Evan looked at the floor, then up at her again.

“Not here in London, and I don't think he would go to them anyway. I don't know what he'll do," he said unhappily. "It's

all he knows, and I think all he cares about. It's his natural skill."

"Does anybody employ detectives, apart from the police?" she asked.

He smiled, and there was a flash of hope in his eyes, then it faded. "But if he hired out his skills privately, he would need means to live until he developed a reputation—it would be too difficult."

"Perhaps," she said reluctantly, not yet prepared to consider the idea. "In the meantime, what can we do about Per-cival?"

"Can you meet Monk somewhere to discuss it? He can't come here now. Will Lady Moidore give you half an afternoon free?"

"I haven't had any time since I came here. I shall ask. If she permits me, where will he be?"

"It's cold outside." He glanced beyond her to the single, narrow window facing onto a small square of grass and two laurel bushes. "How about the chocolate house in Regent Street?"

"Excellent. I will go and ask Lady Moidore now."
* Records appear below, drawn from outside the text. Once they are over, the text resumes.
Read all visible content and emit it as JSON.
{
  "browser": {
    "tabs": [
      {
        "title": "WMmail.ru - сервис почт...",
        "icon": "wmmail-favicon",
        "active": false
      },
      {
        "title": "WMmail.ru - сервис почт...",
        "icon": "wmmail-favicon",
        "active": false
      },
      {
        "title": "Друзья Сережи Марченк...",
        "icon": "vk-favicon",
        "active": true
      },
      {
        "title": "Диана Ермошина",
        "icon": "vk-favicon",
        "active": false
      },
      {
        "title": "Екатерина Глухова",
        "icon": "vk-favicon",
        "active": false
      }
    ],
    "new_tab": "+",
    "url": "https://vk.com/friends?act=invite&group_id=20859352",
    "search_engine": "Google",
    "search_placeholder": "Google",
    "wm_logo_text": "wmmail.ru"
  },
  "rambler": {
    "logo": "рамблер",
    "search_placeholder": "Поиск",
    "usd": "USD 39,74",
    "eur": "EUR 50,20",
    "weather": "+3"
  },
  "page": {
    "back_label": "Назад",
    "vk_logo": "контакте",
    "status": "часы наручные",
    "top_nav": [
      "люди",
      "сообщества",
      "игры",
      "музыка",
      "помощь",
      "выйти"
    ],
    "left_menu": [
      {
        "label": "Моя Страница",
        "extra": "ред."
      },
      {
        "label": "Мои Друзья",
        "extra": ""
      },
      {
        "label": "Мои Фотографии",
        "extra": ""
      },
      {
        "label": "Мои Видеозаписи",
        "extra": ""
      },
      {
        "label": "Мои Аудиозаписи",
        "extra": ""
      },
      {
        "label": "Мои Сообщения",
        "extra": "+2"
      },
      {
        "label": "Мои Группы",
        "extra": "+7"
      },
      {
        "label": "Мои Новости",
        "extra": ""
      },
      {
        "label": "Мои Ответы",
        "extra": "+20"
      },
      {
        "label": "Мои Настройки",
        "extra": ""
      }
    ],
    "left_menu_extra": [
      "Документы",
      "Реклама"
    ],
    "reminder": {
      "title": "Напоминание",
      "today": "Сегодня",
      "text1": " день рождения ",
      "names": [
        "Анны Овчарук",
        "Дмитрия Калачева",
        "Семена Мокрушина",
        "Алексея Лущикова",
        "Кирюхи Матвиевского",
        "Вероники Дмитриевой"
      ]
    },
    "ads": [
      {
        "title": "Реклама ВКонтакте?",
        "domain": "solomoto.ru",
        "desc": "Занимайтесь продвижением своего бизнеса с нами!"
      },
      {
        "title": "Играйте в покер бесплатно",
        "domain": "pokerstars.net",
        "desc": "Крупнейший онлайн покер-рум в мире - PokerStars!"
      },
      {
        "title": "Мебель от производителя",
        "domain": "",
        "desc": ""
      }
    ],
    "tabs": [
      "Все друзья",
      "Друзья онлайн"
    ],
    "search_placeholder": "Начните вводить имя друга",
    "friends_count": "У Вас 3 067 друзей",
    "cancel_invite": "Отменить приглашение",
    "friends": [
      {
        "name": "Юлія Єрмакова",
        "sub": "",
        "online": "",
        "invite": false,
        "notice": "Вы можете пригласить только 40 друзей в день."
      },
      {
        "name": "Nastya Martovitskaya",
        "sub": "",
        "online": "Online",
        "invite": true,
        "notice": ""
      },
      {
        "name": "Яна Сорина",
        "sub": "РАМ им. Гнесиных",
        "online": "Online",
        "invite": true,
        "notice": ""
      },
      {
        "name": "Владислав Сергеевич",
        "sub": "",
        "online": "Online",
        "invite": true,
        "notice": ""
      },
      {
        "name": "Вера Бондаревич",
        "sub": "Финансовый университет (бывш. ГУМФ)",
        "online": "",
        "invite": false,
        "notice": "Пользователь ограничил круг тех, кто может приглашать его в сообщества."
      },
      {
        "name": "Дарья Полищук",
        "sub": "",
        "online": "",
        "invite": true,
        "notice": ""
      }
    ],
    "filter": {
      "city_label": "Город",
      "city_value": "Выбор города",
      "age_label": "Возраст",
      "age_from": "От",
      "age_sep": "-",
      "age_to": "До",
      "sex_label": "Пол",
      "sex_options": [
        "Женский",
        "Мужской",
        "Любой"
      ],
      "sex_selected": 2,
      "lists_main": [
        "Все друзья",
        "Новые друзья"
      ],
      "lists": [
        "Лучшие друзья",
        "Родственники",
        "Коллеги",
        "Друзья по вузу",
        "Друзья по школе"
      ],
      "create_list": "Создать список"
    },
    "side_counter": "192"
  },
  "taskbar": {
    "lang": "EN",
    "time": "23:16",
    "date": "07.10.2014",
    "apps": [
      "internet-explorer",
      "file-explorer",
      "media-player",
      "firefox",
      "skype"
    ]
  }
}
"What will you say?" he asked quickly.

"I shall lie," she answered without hesitation. "I shall say a family emergency has arisen and I need to speak with them.'' She pulled a harsh, humorous face. "She should understand a family emergency, if anyone does!"

* * * * *

"A family emergency." Beatrice turned from staring out of the window at the sky and looked at Hester with consternation. "I'm sorry. Is it illness? I can recommend a doctor, if you do not already have one, but I imagine you do—you must have several."

"Thank you, that is most thoughtful." Hester felt distinctly guilty. "But as far as I know there is no ill health; it is a matter of losing a position, which may cause a considerable amount of hardship."

Beatrice was fully dressed for the first time in several days, but she had not yet ventured into the main rooms of the house, nor had she joined in the life of the household, except to spend a little time with her grandchildren, Julia and Arthur. She looked very pale and her features were drawn. If she felt any relief at Percival's arrest it did not show in her expression. Her body was tense and she stood awkwardly, ill at ease. She forced a smile, bright and unnatural.

"I am so sorry. I hope you will be able to help, even if it is only with comfort and good advice. Sometimes that is all we have for each other—don't you think?'' She swung around and stared at Hester as if the answer were of intense importance to her. Then before Hester could reply she walked away and started fishing in one of her dressing table drawers searching for something.

"Of course you know the police arrested Percival and took him away last night. Mary said it wasn't Mr. Monk. I wonder why. Do you know, Hester?"

There was no possible way Hester could have known the truth except by being privy to police affairs that she could not share.

"I have no idea, your ladyship. Perhaps he has become involved in another matter, and someone else was delegated to do this. After all, the detection has been completed—I suppose."

Beatrice's fingers froze and she stood perfectly still.

"You suppose? You mean it might not? What else could they want? Percival is guilty, isn't he?"

"I don't know." Hester kept her voice quite light. "I assume they must believe so, or they would not have arrested him; though we cannot say beyond any possible doubt until he has been tried."

Beatrice drew more tightly into herself. "They'll hang him, won't they?"

Hester felt a trifle sick. "Yes," she agreed very quietly. Then she felt compelled to persist. "Does that distress you?"

"It shouldn't—should it?" Beatrice sounded surprised at herself. "He murdered my daughter."

"But it does?" Hester allowed nothing to slip by. "It is very final, isn't it? I mean—it allows for no mistakes, no time for second thoughts on anything."

Still Beatrice stood motionless on the spot, her hands plunged in the silks, chiffons and laces in the drawer.